We can't know the net effect without more information. What we can know is that if the original load impedance was the one impedance for the tube, supply voltage and class of operation which delivers maximum output power, then any deviation above/below will result in less clean output power.
... Using the power formula, P=V2/R, the apparent power will be half. Look at the data sheets from hammond, you will see that the 4 ohm tap has the sqrt of 2 lower voltage than an 8 ohm tap, and half the voltage of a 16 ohm tap.
This also seems to be logical proof an 8Ω speaker on a 4 Ω tap will give half-power (if you do the math for the indicated secondary voltages, 8Ω on the 4Ω tap does give half-power compared to 8Ω on the 8Ω tap).
The flaw here is that the secondary voltages assume the same voltage swings occur on the primary regardless (the secondary voltages are equal to the primary voltages transformed by the step-down ratio from primary to secondary).
However, the changed secondary impedance (8Ω on the 4Ω tap) result in a change of reflected primary impedance, which then changes how the output section performs.

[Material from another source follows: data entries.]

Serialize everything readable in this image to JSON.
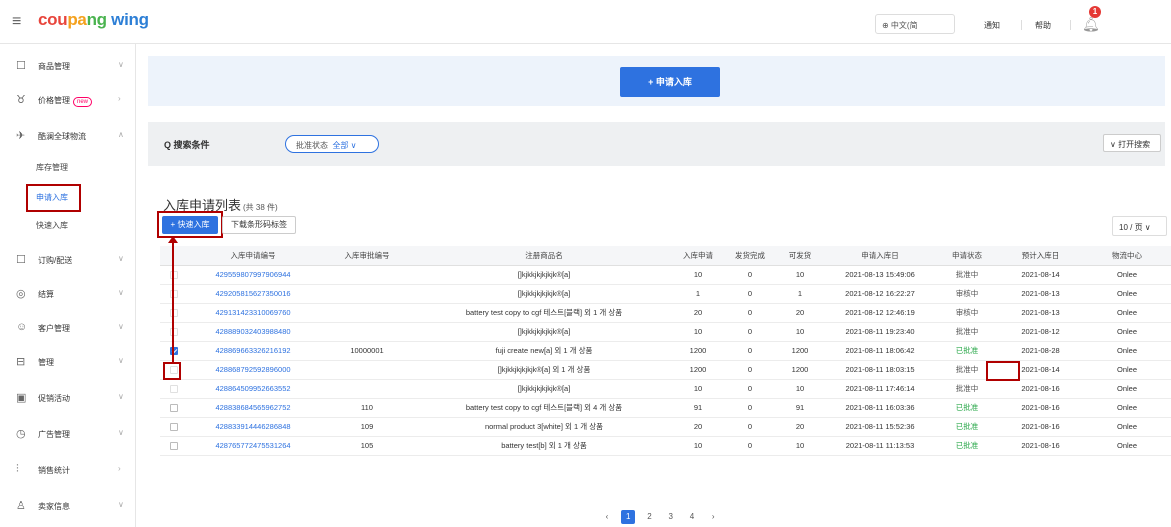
{
  "brand": {
    "part1": "cou",
    "part2": "pa",
    "part3": "ng",
    "part4": " wing"
  },
  "header": {
    "lang": "⊕ 中文(简",
    "link_notice": "通知",
    "link_help": "帮助",
    "bell_count": "1"
  },
  "sidebar": {
    "items": [
      {
        "icon": "☐",
        "label": "商品管理",
        "arrow": "∨"
      },
      {
        "icon": "♉",
        "label": "价格管理",
        "badge": "new",
        "arrow": "›"
      },
      {
        "icon": "✈",
        "label": "酷澜全球物流",
        "arrow": "∧"
      },
      {
        "icon": "☐",
        "label": "订购/配送",
        "arrow": "∨"
      },
      {
        "icon": "◎",
        "label": "结算",
        "arrow": "∨"
      },
      {
        "icon": "☺",
        "label": "客户管理",
        "arrow": "∨"
      },
      {
        "icon": "⊟",
        "label": "管理",
        "arrow": "∨"
      },
      {
        "icon": "▣",
        "label": "促销活动",
        "arrow": "∨"
      },
      {
        "icon": "◷",
        "label": "广告管理",
        "arrow": "∨"
      },
      {
        "icon": "⫶",
        "label": "销售统计",
        "arrow": "›"
      },
      {
        "icon": "♙",
        "label": "卖家信息",
        "arrow": "∨"
      }
    ],
    "sub": [
      "库存管理",
      "申请入库",
      "快速入库"
    ]
  },
  "banner": {
    "apply_button": "+ 申请入库"
  },
  "search": {
    "label": "Q 搜索条件",
    "pill_prefix": "批准状态",
    "pill_value": "全部 ∨",
    "open_button": "∨ 打开搜索"
  },
  "list": {
    "title": "入库申请列表",
    "count": "(共 38 件)",
    "quick_button": "+ 快速入库",
    "barcode_button": "下载条形码标签",
    "page_size": "10 / 页  ∨"
  },
  "table": {
    "columns": [
      "",
      "入库申请编号",
      "入库审批编号",
      "注册商品名",
      "入库申请",
      "发货完成",
      "可发货",
      "申请入库日",
      "申请状态",
      "预计入库日",
      "物流中心"
    ],
    "rows": [
      {
        "cb": "faint",
        "no": "429559807997906944",
        "approval": "",
        "name": "[]kjkkjkjkjkjk®[a]",
        "req": "10",
        "done": "0",
        "avail": "10",
        "date": "2021-08-13 15:49:06",
        "status": "批准中",
        "status_type": "review",
        "eta": "2021-08-14",
        "center": "Onlee"
      },
      {
        "cb": "faint",
        "no": "429205815627350016",
        "approval": "",
        "name": "[]kjkkjkjkjkjk®[a]",
        "req": "1",
        "done": "0",
        "avail": "1",
        "date": "2021-08-12 16:22:27",
        "status": "审核中",
        "status_type": "review",
        "eta": "2021-08-13",
        "center": "Onlee"
      },
      {
        "cb": "faint",
        "no": "429131423310069760",
        "approval": "",
        "name": "battery test copy to cgf 테스트[블랙] 외 1 개 상품",
        "req": "20",
        "done": "0",
        "avail": "20",
        "date": "2021-08-12 12:46:19",
        "status": "审核中",
        "status_type": "review",
        "eta": "2021-08-13",
        "center": "Onlee"
      },
      {
        "cb": "faint",
        "no": "428889032403988480",
        "approval": "",
        "name": "[]kjkkjkjkjkjk®[a]",
        "req": "10",
        "done": "0",
        "avail": "10",
        "date": "2021-08-11 19:23:40",
        "status": "批准中",
        "status_type": "review",
        "eta": "2021-08-12",
        "center": "Onlee"
      },
      {
        "cb": "checked",
        "no": "428869663326216192",
        "approval": "10000001",
        "name": "fuji create new[a] 외 1 개 상품",
        "req": "1200",
        "done": "0",
        "avail": "1200",
        "date": "2021-08-11 18:06:42",
        "status": "已批准",
        "status_type": "approved",
        "eta": "2021-08-28",
        "center": "Onlee"
      },
      {
        "cb": "faint",
        "no": "428868792592896000",
        "approval": "",
        "name": "[]kjkkjkjkjkjk®[a] 외 1 개 상품",
        "req": "1200",
        "done": "0",
        "avail": "1200",
        "date": "2021-08-11 18:03:15",
        "status": "批准中",
        "status_type": "review",
        "eta": "2021-08-14",
        "center": "Onlee"
      },
      {
        "cb": "faint",
        "no": "428864509952663552",
        "approval": "",
        "name": "[]kjkkjkjkjkjk®[a]",
        "req": "10",
        "done": "0",
        "avail": "10",
        "date": "2021-08-11 17:46:14",
        "status": "批准中",
        "status_type": "review",
        "eta": "2021-08-16",
        "center": "Onlee"
      },
      {
        "cb": "normal",
        "no": "428838684565962752",
        "approval": "110",
        "name": "battery test copy to cgf 테스트[블랙] 외 4 개 상품",
        "req": "91",
        "done": "0",
        "avail": "91",
        "date": "2021-08-11 16:03:36",
        "status": "已批准",
        "status_type": "approved",
        "eta": "2021-08-16",
        "center": "Onlee"
      },
      {
        "cb": "normal",
        "no": "428833914446286848",
        "approval": "109",
        "name": "normal product 3[white] 외 1 개 상품",
        "req": "20",
        "done": "0",
        "avail": "20",
        "date": "2021-08-11 15:52:36",
        "status": "已批准",
        "status_type": "approved",
        "eta": "2021-08-16",
        "center": "Onlee"
      },
      {
        "cb": "normal",
        "no": "428765772475531264",
        "approval": "105",
        "name": "battery test[b] 외 1 개 상품",
        "req": "10",
        "done": "0",
        "avail": "10",
        "date": "2021-08-11 11:13:53",
        "status": "已批准",
        "status_type": "approved",
        "eta": "2021-08-16",
        "center": "Onlee"
      }
    ]
  },
  "pager": {
    "prev": "‹",
    "pages": [
      "1",
      "2",
      "3",
      "4"
    ],
    "next": "›"
  },
  "colors": {
    "accent": "#2e72e0",
    "approved": "#2aa84a",
    "highlight": "#b00000"
  }
}
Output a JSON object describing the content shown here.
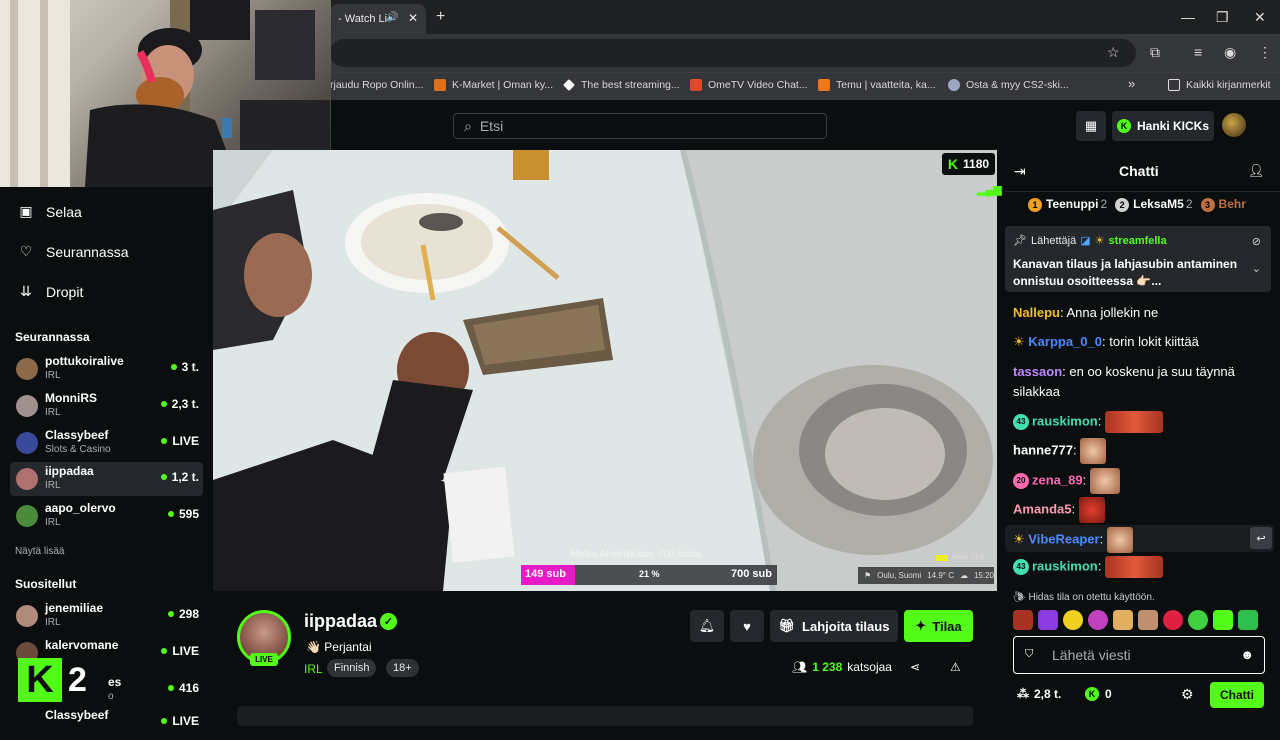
{
  "browser": {
    "tab_title": "- Watch Li",
    "bookmarks": [
      {
        "label": "rjaudu Ropo Onlin...",
        "color": "#6a6a6a"
      },
      {
        "label": "K-Market | Oman ky...",
        "color": "#e0701c"
      },
      {
        "label": "The best streaming...",
        "color": "#ffffff"
      },
      {
        "label": "OmeTV Video Chat...",
        "color": "#e04a2a"
      },
      {
        "label": "Temu | vaatteita, ka...",
        "color": "#f07a1a"
      },
      {
        "label": "Osta & myy CS2-ski...",
        "color": "#9aa8c0"
      }
    ],
    "all_bookmarks": "Kaikki kirjanmerkit",
    "more_bookmarks": "»"
  },
  "header": {
    "search_placeholder": "Etsi",
    "get_kicks": "Hanki KICKs"
  },
  "sidebar": {
    "nav": [
      {
        "label": "Selaa",
        "icon": "browse-icon"
      },
      {
        "label": "Seurannassa",
        "icon": "heart-icon"
      },
      {
        "label": "Dropit",
        "icon": "drops-icon"
      }
    ],
    "following_title": "Seurannassa",
    "following": [
      {
        "name": "pottukoiralive",
        "category": "IRL",
        "status": "3 t.",
        "color": "#8a6a4a"
      },
      {
        "name": "MonniRS",
        "category": "IRL",
        "status": "2,3 t.",
        "color": "#a09090"
      },
      {
        "name": "Classybeef",
        "category": "Slots & Casino",
        "status": "LIVE",
        "color": "#3a4a9a"
      },
      {
        "name": "iippadaa",
        "category": "IRL",
        "status": "1,2 t.",
        "color": "#b07070"
      },
      {
        "name": "aapo_olervo",
        "category": "IRL",
        "status": "595",
        "color": "#4a8a3a"
      }
    ],
    "show_more": "Näytä lisää",
    "recommended_title": "Suositellut",
    "recommended": [
      {
        "name": "jenemiliae",
        "category": "IRL",
        "status": "298",
        "color": "#b08a7a"
      },
      {
        "name": "kalervomane",
        "category": "",
        "status": "LIVE",
        "color": "#6a4a3a"
      },
      {
        "name": "es",
        "category": "o",
        "status": "416",
        "color": "#5a5a5a"
      },
      {
        "name": "Classybeef",
        "category": "",
        "status": "LIVE",
        "color": "#3a4a9a"
      }
    ],
    "k2_number": "2"
  },
  "video": {
    "viewer_badge": "1180",
    "goal_title": "Matka Amerikkaan, 700 subia",
    "goal_current": "149 sub",
    "goal_percent": "21 %",
    "goal_target": "700 sub",
    "goal_progress": 0.21,
    "weather_location": "Oulu, Suomi",
    "weather_temp": "14.9° C",
    "weather_time": "15:20",
    "battery": "Akku: 21%"
  },
  "channel": {
    "name": "iippadaa",
    "stream_title": "Perjantai",
    "category": "IRL",
    "tags": [
      "Finnish",
      "18+"
    ],
    "live_label": "LIVE",
    "viewers": "1 238",
    "viewers_label": "katsojaa",
    "gift_label": "Lahjoita tilaus",
    "subscribe_label": "Tilaa"
  },
  "chat": {
    "title": "Chatti",
    "leaderboard": [
      {
        "rank": "1",
        "name": "Teenuppi",
        "count": "2",
        "color": "#f0a020"
      },
      {
        "rank": "2",
        "name": "LeksaM5",
        "count": "2",
        "color": "#d0d0d0"
      },
      {
        "rank": "3",
        "name": "Behr",
        "count": "",
        "color": "#c07040"
      }
    ],
    "pinned": {
      "label": "Lähettäjä",
      "user": "streamfella",
      "text": "Kanavan tilaus ja lahjasubin antaminen onnistuu osoitteessa 👉🏻..."
    },
    "messages": [
      {
        "user": "Nallepu",
        "color": "#f0c020",
        "text": "Anna jollekin ne"
      },
      {
        "user": "Karppa_0_0",
        "color": "#4a8aff",
        "text": "torin lokit kiittää"
      },
      {
        "user": "tassaon",
        "color": "#c08aff",
        "text": "en oo koskenu ja suu täynnä silakkaa"
      },
      {
        "user": "rauskimon",
        "color": "#40e0b0",
        "badge": "43",
        "text": ""
      },
      {
        "user": "hanne777",
        "color": "#ffffff",
        "text": ""
      },
      {
        "user": "zena_89",
        "color": "#ff6ab0",
        "badge": "20",
        "text": ""
      },
      {
        "user": "Amanda5",
        "color": "#ff9ab0",
        "text": ""
      },
      {
        "user": "VibeReaper",
        "color": "#4a8aff",
        "text": ""
      },
      {
        "user": "rauskimon",
        "color": "#40e0b0",
        "badge": "43",
        "text": ""
      }
    ],
    "slow_mode": "Hidas tila on otettu käyttöön.",
    "input_placeholder": "Lähetä viesti",
    "points": "2,8 t.",
    "kicks": "0",
    "send_label": "Chatti"
  },
  "colors": {
    "accent": "#53fc18",
    "background": "#0b0e0f",
    "panel": "#24272c"
  }
}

Again, we can't conclude any rigid relationships without more info on the output section supply voltage, current capability and class of operation.
The approach used for the wrong assumptions above treated the output section somewhat like a transistor output stage... That is, it assumed the output section could throw any current required to maintain the output voltages indicated at the secondary of Hammond's diagrams.
By using that key assumption, you would also conclude that attaching a 4Ω load to the 8Ω tap gives double-power. And those kind of games get played with transistor power amps (attaching lower loads to get louder/more-power output), right up to the point the output transistors melt down.
Tubes don't work that way, so going lower or higher from optimum will result in less output power. This is graphed on the more complete data sheets, even though the specific numbers (loads, power output, distortion %) really only apply for the single operating conditions listed in the graph. However, the general principle always applies.